Some of the most dramatic scenes that we all love to capture are sunrise and sunset photos. Have you ever been disappointed in how the results differed from what it actually looked like? Especially for point and shoot cameras, the rich hues of oranges and reds can really lose their punch from reality to view screen. Before you toss your camera and figure that it’s time for an upgrade, try this quick tip.
What happens is that your camera meter is taking in a drastic contrast between the dark part of your scene and the bright clouds/sun behind it. The difference in the amount of light on Mt Wilber in this image compared to what is lighting up the lower, darker part of the image is staggering. The bright part of the peak has around 6-8 times the amount of light that the foreground has and your camera sensor can’t handle that large of a difference. Your camera meter wants to pick out the middle ground and it usually produces blah results. It’s kind of like when you’re driving on a Montana dirt road in the morning and the sun comes up. All of a sudden you can’t see the road anymore! All that dust on the windshield is lighting up with the direct sun and the road is still in the shade. Your eyes are in sensory overload with your pupils trying their best to close down and protect you from the brightness, but your brain is telling you that it is still important to be able to see what is quickly approaching your vehicle. Whatever you do, don’t use the windshield washer fluid to try and clear off the dust!
What we want to do is to trick your camera into correctly metering the light part of your scene.
Try these solutions:
Solution 1) Re-frame and keep only a small amount of the darker, foreground in your picture, allowing your camera to correctly meter only the bright background. Lots of sky and only a sliver of horizon at the bottom.

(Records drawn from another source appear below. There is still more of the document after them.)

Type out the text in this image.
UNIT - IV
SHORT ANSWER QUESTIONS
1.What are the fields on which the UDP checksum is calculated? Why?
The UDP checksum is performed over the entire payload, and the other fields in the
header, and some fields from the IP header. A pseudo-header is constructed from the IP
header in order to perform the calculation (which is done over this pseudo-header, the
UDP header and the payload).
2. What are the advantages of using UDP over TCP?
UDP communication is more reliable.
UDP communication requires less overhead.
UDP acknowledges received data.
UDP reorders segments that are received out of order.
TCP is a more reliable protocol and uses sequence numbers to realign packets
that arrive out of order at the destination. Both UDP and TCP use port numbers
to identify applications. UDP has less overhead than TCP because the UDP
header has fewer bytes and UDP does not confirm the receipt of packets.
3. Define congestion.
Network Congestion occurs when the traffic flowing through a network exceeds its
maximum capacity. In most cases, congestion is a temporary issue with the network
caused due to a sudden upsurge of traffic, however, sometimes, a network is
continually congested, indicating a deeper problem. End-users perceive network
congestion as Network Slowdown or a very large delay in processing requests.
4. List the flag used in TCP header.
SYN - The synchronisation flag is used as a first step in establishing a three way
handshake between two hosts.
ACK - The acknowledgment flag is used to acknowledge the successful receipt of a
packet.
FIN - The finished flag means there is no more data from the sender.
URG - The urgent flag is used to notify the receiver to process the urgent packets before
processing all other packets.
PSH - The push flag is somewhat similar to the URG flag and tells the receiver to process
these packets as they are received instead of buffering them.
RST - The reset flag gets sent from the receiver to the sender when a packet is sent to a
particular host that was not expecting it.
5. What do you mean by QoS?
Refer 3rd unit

Solution 2) Use the AEL (Auto Exposure Lock) feature of your camera if it has one. Most point and shoots have this feature and you activate it by pressing the shutter release button halfway down. Your camera will focus and meter light. Frame your picture like you would for solution one with mostly sky and press the shutter release half way down. Now, don’t let up on that button while you reframe. Go ahead and push the shutter release all the way down after you have your image framed the way you want it.
Solution 3) White balance is one of the least understood yet critical functions of a digital camera. That being said, almost all modern cameras allow you to control your white balance. The icon for this feature will be “WB” and it allows you to tell your camera what type of light source you have. Usually you can specify Tungsten (a regular old light bulb) fluorescent, sunlight, flash, shade, cloudy and auto. If you let your camera choose, it will set it at daylight for this type of scene, but you may want to try selecting the “shade” setting. It will throw a lot more orange into your sunset.